City of Vancouver convention center protest grows louder


VANCOUVER, Wash. — Building trades unions turned up the volume on a dispute they have with City Hall and the Vancouver Downtown Redevelopment Authority over the awarding of a contract on a new taxpayer-financed convention center and hotel to an out-of-state general contractor that “reneged on its promise to sign a project labor agreement and build with an all-union labor force.” 

More than a hundred protesters — many of them out-of-work plumbers and fitters — met at the downtown project site here July 2, then marched eight blocks to City Hall, where they demanded that Mayor Royce Pollard and city councilors explain why they promised one thing — but delivered another.

“I’m getting tired of being lied to,” said Wally Mehrens, executive secretary-treasurer of the Columbia-Pacific Building Trades Council at the project’s

“B Gate,” where employees of non-union subcontractors come and go. There are at least a dozen non-union subs listed at the gate. “And I get tired of politicians telling me that ‘85 percent union is okay.’ Would the city like it if we paid only 85 percent of our taxes?”

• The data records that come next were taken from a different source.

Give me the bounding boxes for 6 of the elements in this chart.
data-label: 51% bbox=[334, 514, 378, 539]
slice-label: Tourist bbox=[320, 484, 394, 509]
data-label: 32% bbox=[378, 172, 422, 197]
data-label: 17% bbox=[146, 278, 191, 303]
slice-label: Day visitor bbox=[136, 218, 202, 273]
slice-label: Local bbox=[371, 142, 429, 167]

Organized labor played a major role in shepherding the $73.1 million Vancouver Convention Center & Hotel deal through bureaucratic red tape at the state, county and city levels. Union members also helped sell a bond levy to voters.

The hotel will be owned by the city, but managed under contract with Hilton Hotels.

Union officials said that through all the preliminary work and bidding, contractors told labor and city officials that they would sign a project labor agreement and build the 30,000-square-foot center with union labor. But soon after Faulkner USA of Austin, Texas, was awarded the contract it began back-pedaling on the project labor agreement.

The largest piece of the work was subcontracted to non-union JRT Mechanical of Battle Ground, Wash. That award came after unionized J.H. Kelly had worked for months with Faulkner on some preliminary heating and ventilation mechanical design work — under the assumption it would be doing the work.

Tualatin-based Plumbers and Fitters Local 290 stepped in, but its arguments have fallen on deaf ears at City Hall. Local 290 coordinated the July 2 rally, which was attended by members of nearly a dozen different construction craft unions.

“This may be the start of Independence Day weekend, but it’s Solidarity Day for us,” said Bob Childers, a business representative of Cement Masons Local 555, which has a signatory contractor on the project. “These big general contractors and politicians are trying to separate us; they’re trying to pick us off one at a time. We’re not going to let that happen.”

An impromptu march to City Hall attracted a police escort along the way. At City Hall’s doorstep they chanted, “Mayor P ... you cheated me! Mayor P ... you cheated me!” Union leaders also said they wouldn’t forget come next year’s election cycle for mayor and city councilors.